To qualify for the label, solutions must fit one of five sustainable development goals from the United Nations, specifically water, clean energy, industry, cities, and responsible consumption and production. They must also be available for purchase or ready for market.

In his January 2021 LCI interview, Piccard stated that 420 experts had approved and labeled 850 solutions, growing from 400 labeled solutions in October 2020 and from 287 a year earlier. Piccard stated in a Reuters interview that the foundation planned to reach 1000 labeled solutions in mid-April 2021. On April 13, 2021, the foundation announced that it had identified all 1000 solutions.

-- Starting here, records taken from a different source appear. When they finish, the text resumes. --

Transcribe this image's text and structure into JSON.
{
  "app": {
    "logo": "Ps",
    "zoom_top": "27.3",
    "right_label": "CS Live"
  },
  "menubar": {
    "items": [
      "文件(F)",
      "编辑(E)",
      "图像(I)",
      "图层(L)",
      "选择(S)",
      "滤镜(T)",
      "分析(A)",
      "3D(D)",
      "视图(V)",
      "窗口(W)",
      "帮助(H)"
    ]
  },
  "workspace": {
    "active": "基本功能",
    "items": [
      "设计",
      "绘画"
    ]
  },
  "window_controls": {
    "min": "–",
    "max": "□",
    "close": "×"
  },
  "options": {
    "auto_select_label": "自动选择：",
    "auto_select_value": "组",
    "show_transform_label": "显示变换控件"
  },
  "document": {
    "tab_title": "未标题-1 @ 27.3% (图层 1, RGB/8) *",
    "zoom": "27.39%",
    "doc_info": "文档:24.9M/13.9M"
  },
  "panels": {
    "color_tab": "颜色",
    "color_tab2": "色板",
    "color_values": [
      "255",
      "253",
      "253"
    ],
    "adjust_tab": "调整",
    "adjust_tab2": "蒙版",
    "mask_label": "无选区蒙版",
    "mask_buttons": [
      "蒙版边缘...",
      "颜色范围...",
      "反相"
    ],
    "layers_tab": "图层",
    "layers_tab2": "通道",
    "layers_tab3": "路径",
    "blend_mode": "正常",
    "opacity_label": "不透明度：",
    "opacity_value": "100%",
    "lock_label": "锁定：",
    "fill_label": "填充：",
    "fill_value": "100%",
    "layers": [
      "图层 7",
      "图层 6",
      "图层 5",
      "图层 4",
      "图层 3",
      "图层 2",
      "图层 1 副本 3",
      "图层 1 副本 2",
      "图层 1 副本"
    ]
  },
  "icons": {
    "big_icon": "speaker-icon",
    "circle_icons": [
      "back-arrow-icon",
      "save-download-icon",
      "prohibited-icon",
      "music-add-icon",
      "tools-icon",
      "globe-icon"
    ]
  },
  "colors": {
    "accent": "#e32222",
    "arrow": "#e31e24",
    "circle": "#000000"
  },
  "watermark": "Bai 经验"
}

== Funding and Partnerships ==
The Solar Impulse Foundation receives financial support from its 16 corporate sponsors, which include Swiss food and drink company Nestlé, an organization that helped provide food for the two pilots on the round-the-world flight Solar Impulse 2; Air Liquide, Solvay, and others, as well as private donors.

The Solar Impulse Foundation funds the World Alliance for Efficient Solutions, whose annual operating budget was reported by GreenBiz in 2018 to be $2.9 million U.S. dollars per year. The World Alliance also collaborates with other global environmental organizations, including the World Economic Forum, IEA, IRENA, and others.

In May 2020, Piccard and the corporate partners of the Solar Impulse Foundation published a statement in the Financial Times calling on governments to prioritize the implementation of clean technologies in their global COVID-19 recovery efforts. This commitment was co-authored by 12 Solar Impulse Foundation business partners, including French utility Engie; European energy company Schneider Electric and nine more.

In December 2020, CNN reported that the Solar Impulse Foundation was supporting close to 400 companies with solutions that help the environment.